Another action taken by REACH that has probably reduced the most waste involves the medication infusion procedure. The equipment a patient is hooked up to must stay at the sending facility, meaning REACH must transfer all the infusions from the hospital equipment to its own equipment. Replacing established infusion lines and transferring them to new transport tubing is very time-consuming. To combat this, REACH now stocks its own transport infusion pump at the hospital and has trained the hospital staff on how to utilize it. Now when there is a Level One Acuity patient, the hospital transfers the patient to the REACH equipment and the patient is ready for transport when REACH arrives. This shaved off ten critical minutes.
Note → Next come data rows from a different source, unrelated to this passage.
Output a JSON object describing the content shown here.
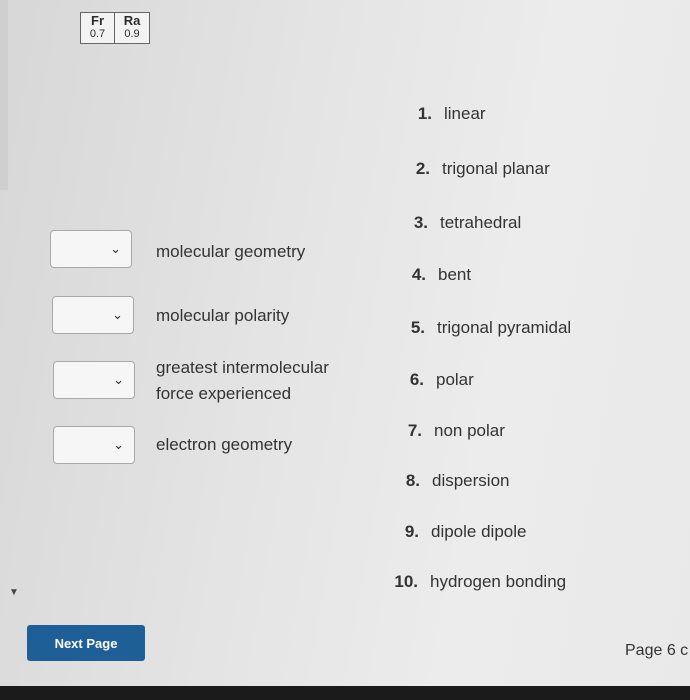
{
  "periodic_table": [
    {
      "symbol": "Fr",
      "value": "0.7"
    },
    {
      "symbol": "Ra",
      "value": "0.9"
    }
  ],
  "questions": [
    {
      "prompt": "molecular geometry",
      "selected": ""
    },
    {
      "prompt": "molecular polarity",
      "selected": ""
    },
    {
      "prompt": "greatest intermolecular force experienced",
      "selected": ""
    },
    {
      "prompt": "electron geometry",
      "selected": ""
    }
  ],
  "choices": [
    {
      "num": "1.",
      "label": "linear"
    },
    {
      "num": "2.",
      "label": "trigonal planar"
    },
    {
      "num": "3.",
      "label": "tetrahedral"
    },
    {
      "num": "4.",
      "label": "bent"
    },
    {
      "num": "5.",
      "label": "trigonal pyramidal"
    },
    {
      "num": "6.",
      "label": "polar"
    },
    {
      "num": "7.",
      "label": "non polar"
    },
    {
      "num": "8.",
      "label": "dispersion"
    },
    {
      "num": "9.",
      "label": "dipole dipole"
    },
    {
      "num": "10.",
      "label": "hydrogen bonding"
    }
  ],
  "footer": {
    "next_label": "Next Page",
    "page_indicator": "Page 6 c"
  },
  "colors": {
    "next_button": "#1f5f98",
    "background": "#e6e6e6"
  }
}
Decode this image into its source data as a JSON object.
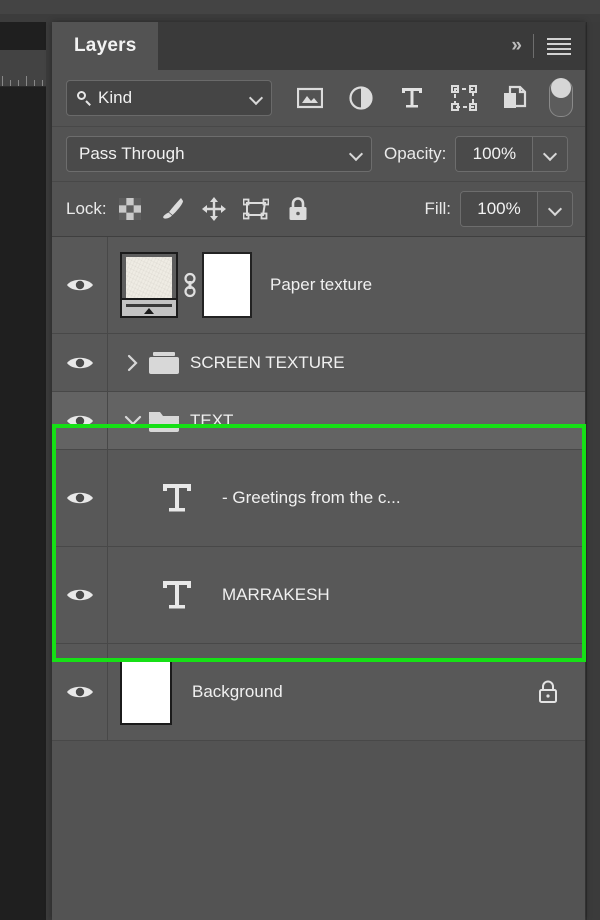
{
  "app": {
    "panel_title": "Layers"
  },
  "tabbar": {
    "collapse_label": "»",
    "menu_icon": "hamburger-menu-icon"
  },
  "filter_row": {
    "kind_label": "Kind",
    "search_icon": "search-icon",
    "icons": [
      {
        "name": "pixel-layers-filter-icon",
        "title": "Filter for pixel layers"
      },
      {
        "name": "adjustment-layers-filter-icon",
        "title": "Filter for adjustment layers"
      },
      {
        "name": "type-layers-filter-icon",
        "title": "Filter for type layers"
      },
      {
        "name": "shape-layers-filter-icon",
        "title": "Filter for shape layers"
      },
      {
        "name": "smart-object-filter-icon",
        "title": "Filter for smart objects"
      }
    ],
    "toggle_state": "on"
  },
  "blend_row": {
    "blend_mode": "Pass Through",
    "opacity_label": "Opacity:",
    "opacity_value": "100%"
  },
  "lock_row": {
    "lock_label": "Lock:",
    "fill_label": "Fill:",
    "fill_value": "100%",
    "icons": [
      {
        "name": "lock-transparent-pixels-icon"
      },
      {
        "name": "lock-image-pixels-icon"
      },
      {
        "name": "lock-position-icon"
      },
      {
        "name": "lock-artboard-nesting-icon"
      },
      {
        "name": "lock-all-icon"
      }
    ]
  },
  "layers": [
    {
      "name": "Paper texture",
      "type": "smart-object",
      "visible": true,
      "selected": false,
      "has_mask": true,
      "linked": true,
      "locked": false
    },
    {
      "name": "SCREEN TEXTURE",
      "type": "group",
      "visible": true,
      "selected": false,
      "expanded": false,
      "locked": false
    },
    {
      "name": "TEXT",
      "type": "group",
      "visible": true,
      "selected": true,
      "expanded": true,
      "locked": false
    },
    {
      "name": "- Greetings from the c...",
      "type": "text",
      "visible": true,
      "selected": false,
      "locked": false
    },
    {
      "name": "MARRAKESH",
      "type": "text",
      "visible": true,
      "selected": false,
      "locked": false
    },
    {
      "name": "Background",
      "type": "image",
      "visible": true,
      "selected": false,
      "locked": true
    }
  ],
  "annotation": {
    "highlight_color": "#16e016",
    "highlight_label": "text-group-selection-highlight"
  },
  "colors": {
    "panel_bg": "#535353",
    "row_bg": "#585858",
    "row_selected_bg": "#636363",
    "tabbar_bg": "#3a3a3a",
    "text": "#f0f0f0"
  }
}
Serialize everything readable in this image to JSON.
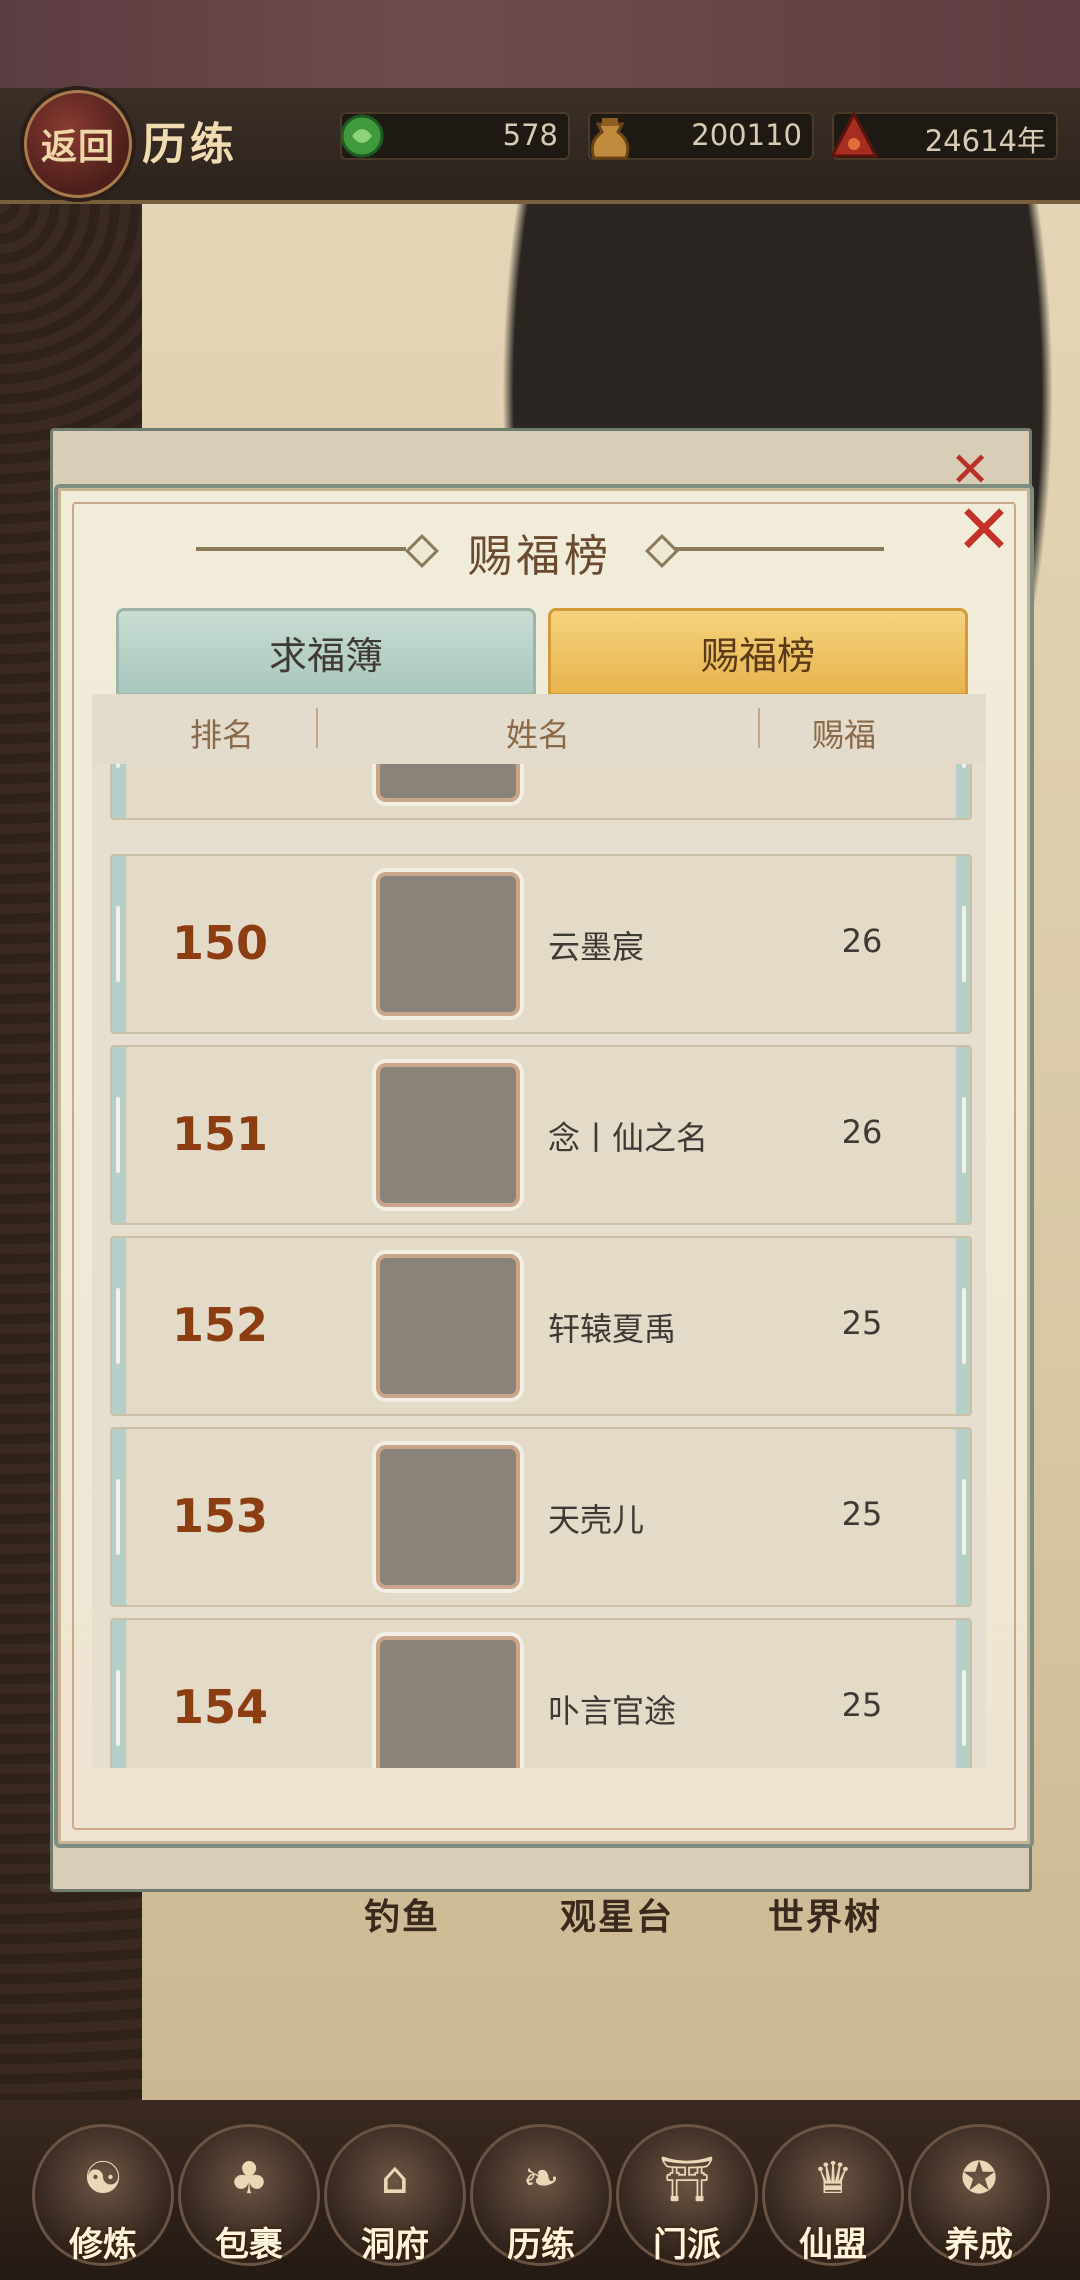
{
  "header": {
    "back_label": "返回",
    "title": "历练",
    "resources": [
      {
        "icon": "jade-coin-icon",
        "value": "578"
      },
      {
        "icon": "money-bag-icon",
        "value": "200110"
      },
      {
        "icon": "lifespan-icon",
        "value": "24614年"
      }
    ]
  },
  "background": {
    "labels": [
      "钓鱼",
      "观星台",
      "世界树"
    ]
  },
  "dialog": {
    "title": "赐福榜",
    "tabs": [
      {
        "label": "求福簿",
        "active": false
      },
      {
        "label": "赐福榜",
        "active": true
      }
    ],
    "columns": [
      "排名",
      "姓名",
      "赐福"
    ],
    "rows": [
      {
        "rank": "150",
        "name": "云墨宸",
        "value": "26"
      },
      {
        "rank": "151",
        "name": "念丨仙之名",
        "value": "26"
      },
      {
        "rank": "152",
        "name": "轩辕夏禹",
        "value": "25"
      },
      {
        "rank": "153",
        "name": "天壳儿",
        "value": "25"
      },
      {
        "rank": "154",
        "name": "卟言官途",
        "value": "25"
      }
    ]
  },
  "nav": {
    "items": [
      {
        "label": "修炼",
        "icon": "cultivator-icon"
      },
      {
        "label": "包裹",
        "icon": "bag-icon"
      },
      {
        "label": "洞府",
        "icon": "cave-palace-icon"
      },
      {
        "label": "历练",
        "icon": "scroll-icon"
      },
      {
        "label": "门派",
        "icon": "sect-gate-icon"
      },
      {
        "label": "仙盟",
        "icon": "alliance-banner-icon"
      },
      {
        "label": "养成",
        "icon": "pentagram-icon"
      }
    ]
  }
}
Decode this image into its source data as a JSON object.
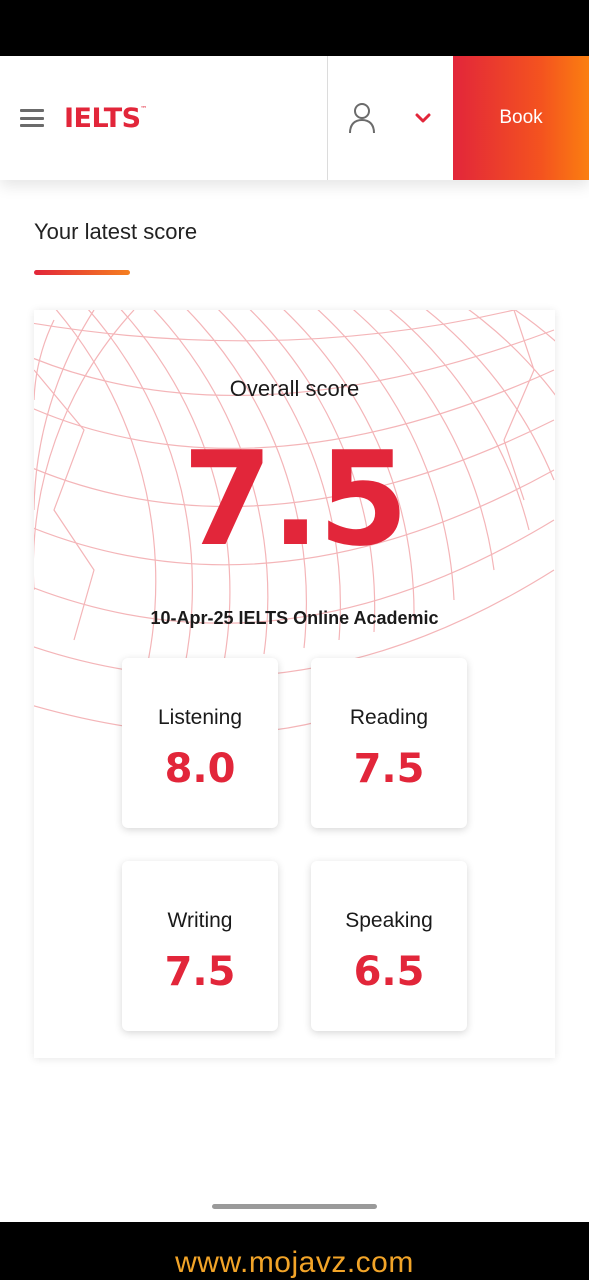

A healthy solution for the healthcare industry

Says Hardcastle, "My own mindset before attending The Lean Learning Center was one of frustration, thinking that little could be done to solve the inefficiencies inherent in our systems . . . I now know differently."

"Lean transformation starts with a change in the way everyone thinks about what they do, how they do it and why it matters," says Jamie Flinchbaugh of the Lean Learning Center. "REACH grasped this concept early on and has been able to eliminate waste in the form of valuable time. And, using this systematic approach will help them sustain these results."

"By viewing problems as individual process flows that can be restructured, dramatic change is possible," says Hardcastle. "If we can do it, so can others in healthcare."